Volunteers met early Sunday morning at Grizzly Liquor for coffee and donuts before carpooling to the project location in the Blackfoot Valley. The Nature Conservancy's Western Montana Land Steward, Steve Kloetzel, shared a brief background on the landscape and project before volunteers loaded up lunch and tools and headed into the woods.
The fence removal required over nearly a mile of steep climbing and descending. Volunteers removed fence through thick drainages and hilltops covered in arrowleaf balsamroot, lupine, and indian paintbrush. This BMA is one of the oldest public access agreements in Region 2. It provides excellent elk and whitetail hunting and opportunities for black bear & upland birds to scores of folks each season. Volunteers removed nearly a mile of old barbed wire fence that's no longer in use to improve migration corridors and prevent wildlife from becoming entangled as they move across the landscape.

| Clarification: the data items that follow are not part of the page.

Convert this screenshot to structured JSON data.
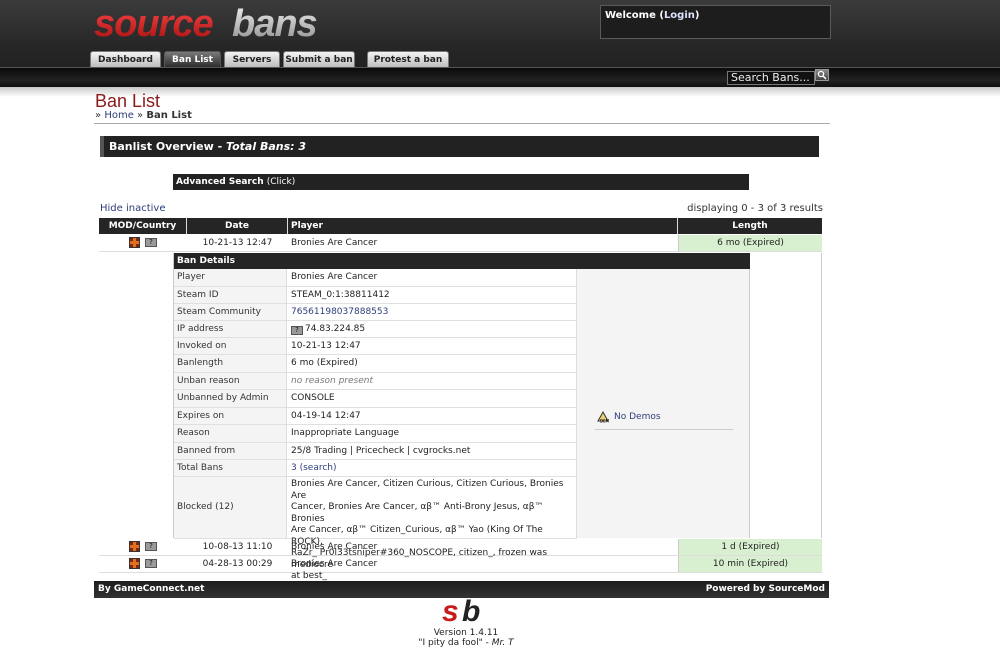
{
  "header": {
    "logo_text": "sourcebans",
    "welcome_prefix": "Welcome (",
    "welcome_login": "Login",
    "welcome_suffix": ")",
    "search_placeholder": "Search Bans...",
    "tabs": [
      {
        "label": "Dashboard",
        "active": false
      },
      {
        "label": "Ban List",
        "active": true
      },
      {
        "label": "Servers",
        "active": false
      },
      {
        "label": "Submit a ban",
        "active": false
      },
      {
        "label": "Protest a ban",
        "active": false
      }
    ]
  },
  "page": {
    "title": "Ban List",
    "breadcrumb": {
      "sep": "»",
      "home": "Home",
      "current": "Ban List"
    },
    "overview_prefix": "Banlist Overview - ",
    "overview_total": "Total Bans: 3",
    "advanced_search": "Advanced Search",
    "advanced_click": "(Click)",
    "hide_inactive": "Hide inactive",
    "displaying": "displaying 0 - 3 of 3 results"
  },
  "table": {
    "headers": {
      "mod": "MOD/Country",
      "date": "Date",
      "player": "Player",
      "length": "Length"
    },
    "rows": [
      {
        "date": "10-21-13 12:47",
        "player": "Bronies Are Cancer",
        "length": "6 mo (Expired)"
      },
      {
        "date": "10-08-13 11:10",
        "player": "Bronies Are Cancer",
        "length": "1 d (Expired)"
      },
      {
        "date": "04-28-13 00:29",
        "player": "Bronies Are Cancer",
        "length": "10 min (Expired)"
      }
    ]
  },
  "details": {
    "header": "Ban Details",
    "player_label": "Player",
    "player": "Bronies Are Cancer",
    "steamid_label": "Steam ID",
    "steamid": "STEAM_0:1:38811412",
    "community_label": "Steam Community",
    "community": "76561198037888553",
    "ip_label": "IP address",
    "ip": "74.83.224.85",
    "invoked_label": "Invoked on",
    "invoked": "10-21-13 12:47",
    "banlength_label": "Banlength",
    "banlength": "6 mo (Expired)",
    "unban_reason_label": "Unban reason",
    "unban_reason": "no reason present",
    "unbanned_by_label": "Unbanned by Admin",
    "unbanned_by": "CONSOLE",
    "expires_label": "Expires on",
    "expires": "04-19-14 12:47",
    "reason_label": "Reason",
    "reason": "Inappropriate Language",
    "banned_from_label": "Banned from",
    "banned_from": "25/8 Trading | Pricecheck | cvgrocks.net",
    "total_bans_label": "Total Bans",
    "total_bans": "3 (search)",
    "blocked_label": "Blocked (12)",
    "blocked_lines": [
      "Bronies Are Cancer, Citizen Curious, Citizen Curious, Bronies Are",
      "Cancer, Bronies Are Cancer, αβ™ Anti-Brony Jesus, αβ™ Bronies",
      "Are Cancer, αβ™ Citizen_Curious, αβ™ Yao (King Of The ROCK),",
      "RaZr_ Pr0l33tsniper#360_NOSCOPE, citizen_, frozen was mediocre",
      "at best_"
    ],
    "demos": "No Demos"
  },
  "footer": {
    "left": "By GameConnect.net",
    "right": "Powered by SourceMod",
    "version": "Version 1.4.11",
    "quote": "\"I pity da fool\" - ",
    "quote_author": "Mr. T"
  },
  "colors": {
    "title_red": "#8b1a1a",
    "link_blue": "#2c3e7a",
    "expired_green": "#d8f0d0",
    "bar_dark": "#222222"
  }
}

We are grateful to state partners, Grizzly Liquor for volunteering and Cambie for providing sack lunches for our volunteers. If you happen through Missoula, consider giving your business to these important partners who care about our wild places as much as we do (then, check out the rest of Montana BHA's partners - local businesses that support our work). And a big shoutout to The Nature Conservancy in Montana for all the land they help conserve and open for public access!